We passed the municipal camp site, and the airfield and camped at Goegap Nature reserve. I had been there once before in flower season and remember the carpet of Namaqualand daisies being incredibly impressive! This was out of season, so we didn’t expect much. After paying the R60 (Not a typo) for our entrance and camping for the night we went for a 6km stroll in the hills. There is a hiking trail marked, and I expected it to be fit for old ladies who come flower watching in August. Boy was I wrong! It was fairly strenuous and took us about two hours to complete. It goes to the top of the mountain behind reception and offers breathtaking views over the valleys where the flowers are in spring. With magic hour the landscape transforms into reds and yellows and the definition in the uninviting rocky outcrops become clear.

We pitched camp just before dark and had our first hot shower since leaving home. Bliss!

Day 7:
We woke up in strong winds and wasted little time in getting ready to leave. We did have another hot shower (Because we could) and got to Springbok just after 8:30, booked the car in to get the bearing sorted. We went to the bank to pay the removals company’s invoice and spoilt ourselves to a Wimpy mega coffee, or two.

We are hoping that the car will be done by lunch time so we can make our destination for this evening… Verneukpan.

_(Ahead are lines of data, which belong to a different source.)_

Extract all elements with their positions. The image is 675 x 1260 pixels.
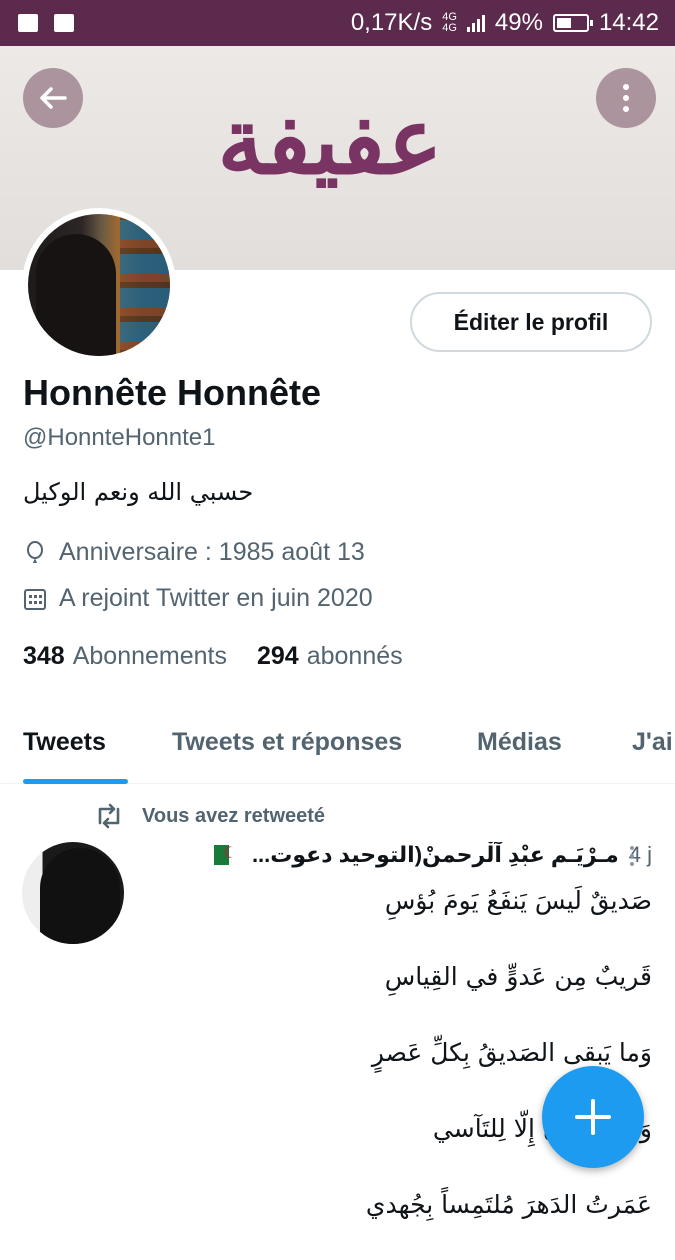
tab-likes[interactable]: J'ai	[632, 716, 673, 757]
tweet-line: قَريبٌ مِن عَدوٍّ في القِياسِ	[384, 962, 652, 991]
tab-media[interactable]: Médias	[477, 716, 562, 757]
mail-icon	[18, 14, 38, 32]
image-icon	[54, 14, 74, 32]
retweet-label: Vous avez retweeté	[142, 804, 326, 827]
back-button[interactable]	[23, 68, 83, 128]
tweet-more-icon[interactable]	[630, 846, 634, 866]
birthday-text: Anniversaire : 1985 août 13	[59, 538, 365, 566]
birthday-row: Anniversaire : 1985 août 13	[23, 538, 365, 567]
algeria-flag-icon	[213, 843, 244, 865]
joined-row: A rejoint Twitter en juin 2020	[23, 584, 373, 613]
more-options-button[interactable]	[596, 68, 656, 128]
network-type: 4G 4G	[442, 11, 457, 34]
profile-tabs: Tweets Tweets et réponses Médias J'ai	[0, 716, 675, 784]
follow-stats: 348 Abonnements 294 abonnés	[23, 642, 403, 671]
battery-icon	[552, 14, 593, 32]
battery-percent: 49%	[494, 9, 543, 36]
retweet-indicator: Vous avez retweeté	[94, 803, 325, 829]
edit-profile-button[interactable]: Éditer le profil	[410, 292, 652, 352]
following-link[interactable]: 348 Abonnements	[23, 642, 227, 671]
signal-icon	[466, 14, 485, 32]
profile-avatar[interactable]	[22, 208, 176, 362]
tweet-author-name[interactable]: مـرْيَـم عبْدِ آلْرحمنْ(التوحيد دعوت...	[252, 842, 619, 868]
retweet-icon	[98, 803, 120, 829]
profile-handle: @HonnteHonnte1	[23, 424, 216, 451]
followers-link[interactable]: 294 abonnés	[257, 642, 403, 671]
profile-name: Honnête Honnête	[23, 372, 322, 413]
back-arrow-icon	[40, 87, 67, 109]
net-speed: 0,17K/s	[350, 9, 433, 36]
profile-bio: حسبي الله ونعم الوكيل	[23, 478, 254, 506]
status-bar: 0,17K/s 4G 4G 49% 14:42	[0, 0, 675, 46]
tweet-line: صَديقٌ لَيسَ يَنفَعُ يَومَ بُؤسِ	[384, 886, 652, 915]
clock: 14:42	[598, 9, 659, 36]
compose-tweet-button[interactable]	[542, 1066, 644, 1168]
joined-text: A rejoint Twitter en juin 2020	[59, 584, 373, 612]
plus-icon	[575, 1099, 611, 1135]
calendar-icon	[23, 587, 47, 611]
tab-tweets-replies[interactable]: Tweets et réponses	[172, 716, 402, 757]
banner-text: عفيفة	[217, 87, 443, 195]
tweet-header: 4 j مـرْيَـم عبْدِ آلْرحمنْ(التوحيد دعوت…	[142, 842, 652, 868]
tweet-author-avatar[interactable]	[22, 842, 124, 944]
more-icon	[623, 84, 629, 112]
tab-tweets[interactable]: Tweets	[23, 716, 128, 784]
tweet-line: عَمَرتُ الدَهرَ مُلتَمِساً بِجُهدي	[365, 1190, 652, 1219]
balloon-icon	[23, 540, 47, 565]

If not… Se La Vis, we will stay at Goegap for R60 again and have another hot shower in the morning.


If I had to do it all over again:

Firstly, I would not be as naïve to thing we could pull of the Sun City weekend less than a week before leaving.

Secondly, we would pack our own house up and use the removals company only to wrap the boxes and ship them.

Thirdly… well, no, that’s about it. We are still quite pressed for time, so we couldn’t really take longer to get to places than what we did. For others I’d recommend staying in Springbok before entering the Richtersveld as that is still a 7 hour drive to your camp site. From Augrabies took us 11 hours and it was a hard day!

Lastly… Perhaps carrying spare wheel bearings is not such a silly idea…

1 comment:

  1. Looking forward to enjoying the rest of your adventure virtually!